На следующий день фраза «Я — Чулпан Хаматова. И я точно знаю: надежда есть!» звучит каждые полчаса в эфире популярной радиостанции Санкт-Петербурга. А еще через два дня — на всю Дворцовую площадь, в рамках благотворительного марафона.
К сожалению, ни на радио, ни во время концерта на Дворцовой никто не пояснял, каким образом была сделана запись.
«Слушай, я сходила, послушала — звучит отлично, — докладываю Чулпан, — но ты можешь объяснить, зачем в шереметьевском туалете-то?»

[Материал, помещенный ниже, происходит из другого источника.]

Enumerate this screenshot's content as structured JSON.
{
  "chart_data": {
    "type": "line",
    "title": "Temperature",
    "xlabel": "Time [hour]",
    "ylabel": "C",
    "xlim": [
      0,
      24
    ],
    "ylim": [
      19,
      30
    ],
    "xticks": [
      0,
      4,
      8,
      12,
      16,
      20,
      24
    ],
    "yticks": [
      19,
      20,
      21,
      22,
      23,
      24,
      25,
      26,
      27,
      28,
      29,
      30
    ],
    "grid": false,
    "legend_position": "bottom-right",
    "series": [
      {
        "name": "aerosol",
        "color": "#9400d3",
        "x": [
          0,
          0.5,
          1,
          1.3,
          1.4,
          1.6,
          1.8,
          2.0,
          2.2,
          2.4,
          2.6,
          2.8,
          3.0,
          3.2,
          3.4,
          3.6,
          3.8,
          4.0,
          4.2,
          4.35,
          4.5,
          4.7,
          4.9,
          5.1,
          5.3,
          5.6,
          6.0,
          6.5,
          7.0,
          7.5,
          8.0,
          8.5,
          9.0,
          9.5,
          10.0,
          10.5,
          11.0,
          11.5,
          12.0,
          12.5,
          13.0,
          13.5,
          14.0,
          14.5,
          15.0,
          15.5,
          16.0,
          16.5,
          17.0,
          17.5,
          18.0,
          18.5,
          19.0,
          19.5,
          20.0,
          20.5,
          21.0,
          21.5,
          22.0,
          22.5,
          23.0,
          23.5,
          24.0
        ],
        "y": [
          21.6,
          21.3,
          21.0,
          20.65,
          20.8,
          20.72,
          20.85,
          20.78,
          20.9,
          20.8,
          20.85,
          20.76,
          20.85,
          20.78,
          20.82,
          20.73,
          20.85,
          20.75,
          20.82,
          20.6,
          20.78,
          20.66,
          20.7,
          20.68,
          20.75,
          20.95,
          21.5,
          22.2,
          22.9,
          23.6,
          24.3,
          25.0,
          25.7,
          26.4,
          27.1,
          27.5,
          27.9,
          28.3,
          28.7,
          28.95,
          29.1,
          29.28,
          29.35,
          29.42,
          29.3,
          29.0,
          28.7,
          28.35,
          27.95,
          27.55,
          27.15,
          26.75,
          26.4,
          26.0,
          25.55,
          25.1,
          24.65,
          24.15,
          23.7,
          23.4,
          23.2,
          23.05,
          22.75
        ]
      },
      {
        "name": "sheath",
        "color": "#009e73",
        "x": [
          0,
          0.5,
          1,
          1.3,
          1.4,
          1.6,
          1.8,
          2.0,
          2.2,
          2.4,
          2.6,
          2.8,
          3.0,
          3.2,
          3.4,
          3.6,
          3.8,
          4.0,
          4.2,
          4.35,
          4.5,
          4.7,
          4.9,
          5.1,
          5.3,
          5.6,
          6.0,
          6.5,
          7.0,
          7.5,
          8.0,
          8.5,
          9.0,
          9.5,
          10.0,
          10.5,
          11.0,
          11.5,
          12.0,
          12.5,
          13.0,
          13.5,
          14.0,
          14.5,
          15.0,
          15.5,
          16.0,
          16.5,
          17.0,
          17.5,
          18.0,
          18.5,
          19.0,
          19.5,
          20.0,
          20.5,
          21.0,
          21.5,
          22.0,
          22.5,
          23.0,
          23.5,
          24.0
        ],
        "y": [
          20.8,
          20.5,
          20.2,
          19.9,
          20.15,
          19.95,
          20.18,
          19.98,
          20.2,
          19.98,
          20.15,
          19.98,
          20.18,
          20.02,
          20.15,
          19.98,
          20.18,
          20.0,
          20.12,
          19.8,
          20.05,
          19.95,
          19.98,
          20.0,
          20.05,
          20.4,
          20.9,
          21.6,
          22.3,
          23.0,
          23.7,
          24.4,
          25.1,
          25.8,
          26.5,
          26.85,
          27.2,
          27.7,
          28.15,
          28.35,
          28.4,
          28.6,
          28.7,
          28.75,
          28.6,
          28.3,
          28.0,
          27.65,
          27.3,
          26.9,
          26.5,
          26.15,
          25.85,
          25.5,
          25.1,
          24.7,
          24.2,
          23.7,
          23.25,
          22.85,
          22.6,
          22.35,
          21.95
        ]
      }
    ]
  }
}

«Понимаешь, вообще-то мы должны были записывать в студии, но у них что-то сорвалось, мне пообещали, что приедет группа, чтобы записать меня дома. Но группа опоздала. Мне надо было ехать в аэропорт. В машине — шумно: радио, все кругом сигналят. В аэропорту — постоянные объявления. А дальше я бы на несколько дней оказалась без связи, интернета и какой-то возможности это сделать. Я бы их подвела. А я обещала. В общем, единственное тихое место — это туалет. Ты только скажи, нормально звучало? А то там, в кабинке, такой гул от вентиляции, боюсь, его слышно на записи». Звучало нормально.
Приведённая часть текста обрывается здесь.